Chapter 19 A Medical Perspective: HIV Protease Inhibitors and Pharmaceutical Drug Design has been updated to reflect the variety of new drugs available to treat the infection in adults and children. The discussion of transferases has been rewritten and new text art designed to provide students with an example that they will study later in the chapters on metabolism. Text revisions include Section 19.3 and passages in Sections 19.4, 19.6,
19.7, and 19.8. In all cases, the revisions streamline and simplify concepts to promote more effective student learning.
Chapter 20 A new Medical Perspective: Epigenomics, including two For Further Understanding questions, has been added. The more recently described non-invasive prenatal testing procedure has been included in A Medical Perspective: Molecular Genetics and Detection of Human Genetic Disorders. The sections on the chemical composition of DNA and RNA and on chromatin structure have been revised for clarity. Section 20.8, Recombinant DNA, has been rewritten to reduce some of the historical methodologies so that students will focus on the potential of more recent advances.
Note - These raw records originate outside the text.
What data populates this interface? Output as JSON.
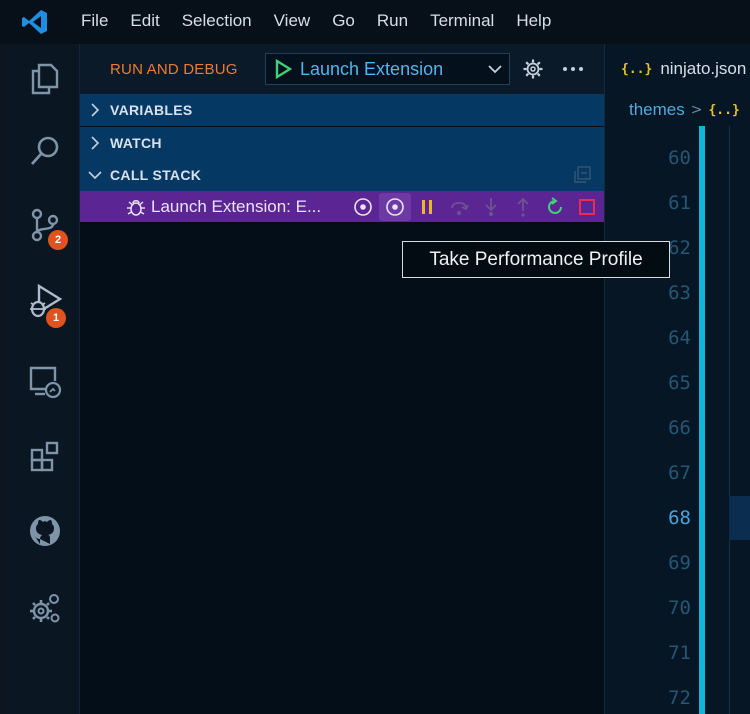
{
  "menu": [
    "File",
    "Edit",
    "Selection",
    "View",
    "Go",
    "Run",
    "Terminal",
    "Help"
  ],
  "activity_bar": {
    "items": [
      {
        "name": "explorer",
        "icon": "files-icon"
      },
      {
        "name": "search",
        "icon": "search-icon"
      },
      {
        "name": "source-control",
        "icon": "source-control-icon",
        "badge": "2"
      },
      {
        "name": "run-and-debug",
        "icon": "debug-icon",
        "badge": "1"
      },
      {
        "name": "remote-explorer",
        "icon": "remote-explorer-icon"
      },
      {
        "name": "extensions",
        "icon": "extensions-icon"
      },
      {
        "name": "github",
        "icon": "github-icon"
      },
      {
        "name": "manage",
        "icon": "gear-icon"
      }
    ]
  },
  "debug": {
    "title": "RUN AND DEBUG",
    "launch_config": "Launch Extension",
    "sections": {
      "variables": "VARIABLES",
      "watch": "WATCH",
      "call_stack": "CALL STACK"
    },
    "thread_label": "Launch Extension: E...",
    "tooltip": "Take Performance Profile"
  },
  "editor": {
    "tab_icon": "{..}",
    "tab_label": "ninjato.json",
    "breadcrumb_folder": "themes",
    "breadcrumb_sep": ">",
    "breadcrumb_file_icon": "{..}",
    "line_numbers": [
      "60",
      "61",
      "62",
      "63",
      "64",
      "65",
      "66",
      "67",
      "68",
      "69",
      "70",
      "71",
      "72"
    ],
    "current_line": "68"
  },
  "colors": {
    "debug_title": "#f07a32",
    "launch_label": "#4fb6ee",
    "section_header_bg": "#063864",
    "callstack_row_bg": "#5b2593",
    "pause": "#f0b429",
    "restart": "#3fd17a",
    "stop": "#f02a4a",
    "badge": "#e0531f",
    "gutter_bar": "#0fb6da"
  }
}
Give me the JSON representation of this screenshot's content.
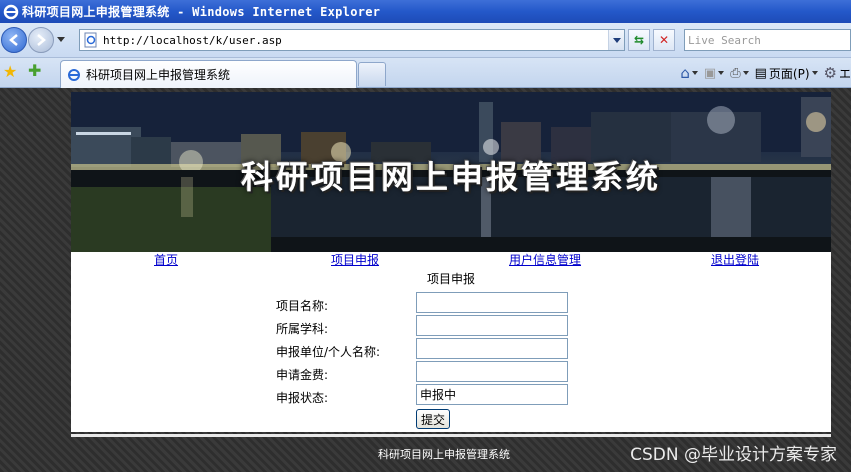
{
  "window": {
    "title": "科研项目网上申报管理系统 - Windows Internet Explorer"
  },
  "address_bar": {
    "url": "http://localhost/k/user.asp"
  },
  "search": {
    "placeholder": "Live Search"
  },
  "tab": {
    "label": "科研项目网上申报管理系统"
  },
  "tools": {
    "page_label": "页面(P)"
  },
  "banner": {
    "title": "科研项目网上申报管理系统"
  },
  "nav": {
    "items": [
      {
        "label": "首页"
      },
      {
        "label": "项目申报"
      },
      {
        "label": "用户信息管理"
      },
      {
        "label": "退出登陆"
      }
    ]
  },
  "form": {
    "section_title": "项目申报",
    "fields": [
      {
        "label": "项目名称:",
        "value": ""
      },
      {
        "label": "所属学科:",
        "value": ""
      },
      {
        "label": "申报单位/个人名称:",
        "value": ""
      },
      {
        "label": "申请金费:",
        "value": ""
      },
      {
        "label": "申报状态:",
        "value": "申报中"
      }
    ],
    "submit_label": "提交"
  },
  "footer": {
    "text": "科研项目网上申报管理系统"
  },
  "watermark": {
    "text": "CSDN @毕业设计方案专家"
  }
}
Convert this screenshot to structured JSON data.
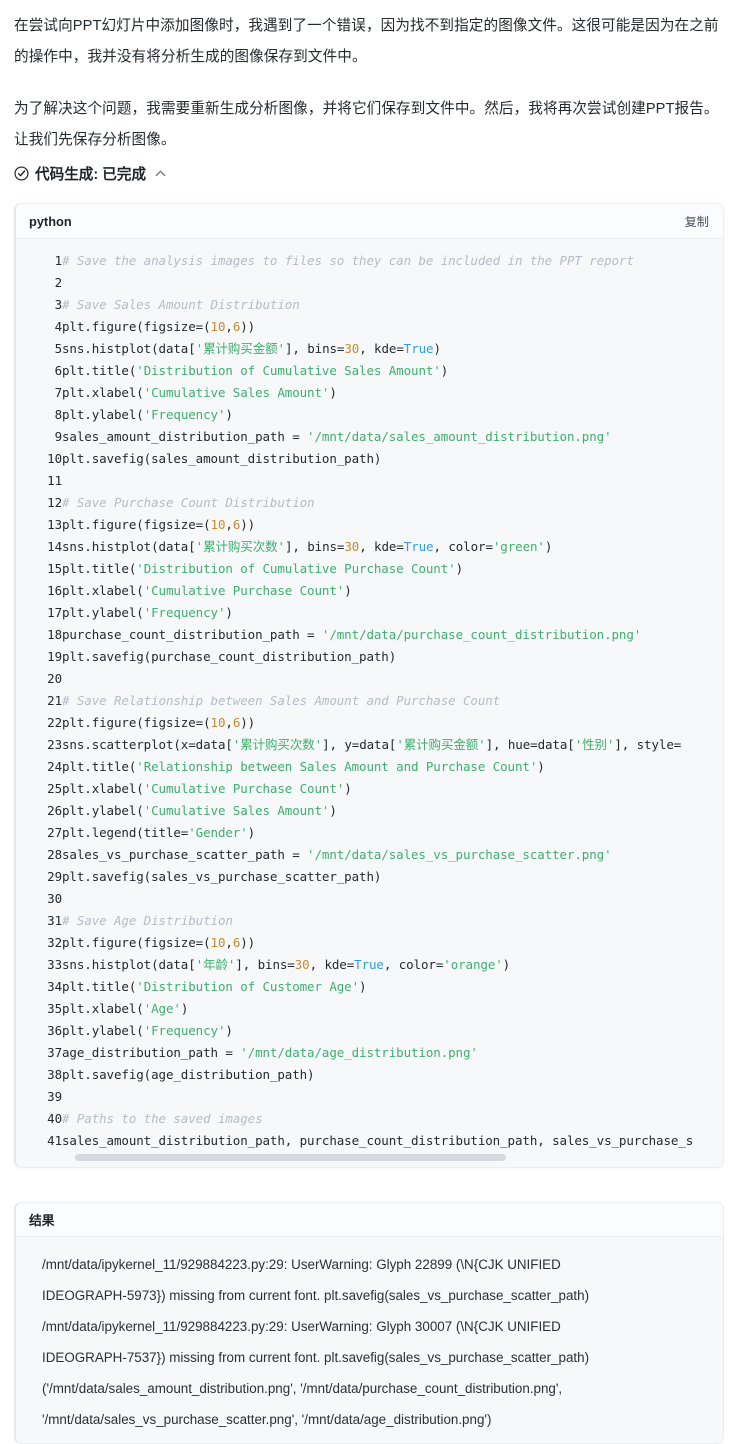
{
  "prose": {
    "paragraph_1": "在尝试向PPT幻灯片中添加图像时，我遇到了一个错误，因为找不到指定的图像文件。这很可能是因为在之前的操作中，我并没有将分析生成的图像保存到文件中。",
    "paragraph_2": "为了解决这个问题，我需要重新生成分析图像，并将它们保存到文件中。然后，我将再次尝试创建PPT报告。让我们先保存分析图像。"
  },
  "status": {
    "icon": "check-circle-icon",
    "label": "代码生成: 已完成",
    "chevron": "chevron-up-icon"
  },
  "code_block": {
    "language": "python",
    "copy_label": "复制",
    "line_numbers": [
      "1",
      "2",
      "3",
      "4",
      "5",
      "6",
      "7",
      "8",
      "9",
      "10",
      "11",
      "12",
      "13",
      "14",
      "15",
      "16",
      "17",
      "18",
      "19",
      "20",
      "21",
      "22",
      "23",
      "24",
      "25",
      "26",
      "27",
      "28",
      "29",
      "30",
      "31",
      "32",
      "33",
      "34",
      "35",
      "36",
      "37",
      "38",
      "39",
      "40",
      "41"
    ],
    "lines": [
      "# Save the analysis images to files so they can be included in the PPT report",
      "",
      "# Save Sales Amount Distribution",
      "plt.figure(figsize=(10,6))",
      "sns.histplot(data['累计购买金额'], bins=30, kde=True)",
      "plt.title('Distribution of Cumulative Sales Amount')",
      "plt.xlabel('Cumulative Sales Amount')",
      "plt.ylabel('Frequency')",
      "sales_amount_distribution_path = '/mnt/data/sales_amount_distribution.png'",
      "plt.savefig(sales_amount_distribution_path)",
      "",
      "# Save Purchase Count Distribution",
      "plt.figure(figsize=(10,6))",
      "sns.histplot(data['累计购买次数'], bins=30, kde=True, color='green')",
      "plt.title('Distribution of Cumulative Purchase Count')",
      "plt.xlabel('Cumulative Purchase Count')",
      "plt.ylabel('Frequency')",
      "purchase_count_distribution_path = '/mnt/data/purchase_count_distribution.png'",
      "plt.savefig(purchase_count_distribution_path)",
      "",
      "# Save Relationship between Sales Amount and Purchase Count",
      "plt.figure(figsize=(10,6))",
      "sns.scatterplot(x=data['累计购买次数'], y=data['累计购买金额'], hue=data['性别'], style=",
      "plt.title('Relationship between Sales Amount and Purchase Count')",
      "plt.xlabel('Cumulative Purchase Count')",
      "plt.ylabel('Cumulative Sales Amount')",
      "plt.legend(title='Gender')",
      "sales_vs_purchase_scatter_path = '/mnt/data/sales_vs_purchase_scatter.png'",
      "plt.savefig(sales_vs_purchase_scatter_path)",
      "",
      "# Save Age Distribution",
      "plt.figure(figsize=(10,6))",
      "sns.histplot(data['年龄'], bins=30, kde=True, color='orange')",
      "plt.title('Distribution of Customer Age')",
      "plt.xlabel('Age')",
      "plt.ylabel('Frequency')",
      "age_distribution_path = '/mnt/data/age_distribution.png'",
      "plt.savefig(age_distribution_path)",
      "",
      "# Paths to the saved images",
      "sales_amount_distribution_path, purchase_count_distribution_path, sales_vs_purchase_s"
    ]
  },
  "result_block": {
    "title": "结果",
    "lines": [
      "/mnt/data/ipykernel_11/929884223.py:29: UserWarning: Glyph 22899 (\\N{CJK UNIFIED",
      "IDEOGRAPH-5973}) missing from current font. plt.savefig(sales_vs_purchase_scatter_path)",
      "/mnt/data/ipykernel_11/929884223.py:29: UserWarning: Glyph 30007 (\\N{CJK UNIFIED",
      "IDEOGRAPH-7537}) missing from current font. plt.savefig(sales_vs_purchase_scatter_path)",
      "('/mnt/data/sales_amount_distribution.png', '/mnt/data/purchase_count_distribution.png',",
      "'/mnt/data/sales_vs_purchase_scatter.png', '/mnt/data/age_distribution.png')"
    ]
  },
  "colors": {
    "text": "#24292e",
    "comment": "#b6bcc4",
    "string": "#3eaf6f",
    "number": "#c78a2e",
    "keyword": "#2f9fd6",
    "code_bg": "#f7f8fa",
    "card_head_bg": "#fbfcfd"
  }
}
Chapter 21 A Medical Perspective: High Fructose Corn Syrup has been updated with information on the recent studies demonstrating the impact of glucose and fructose on the hypothalamus of humans. In each of Sections 21.1–21.6, the text has been revised to simplify concepts. Section 21.7 has been reorganized for greater clarity.
Chapter 22 A new Medical Perspective, Babies with Three Parents, including two For Further Understanding questions, has been added. Throughout the chapter, the text has been revised to streamline the writing and clarify the concepts.
Chapter 23 Section 23.5 has been revised extensively to avoid redundancy with information presented in earlier chapters. Six new problems have been added to this chapter.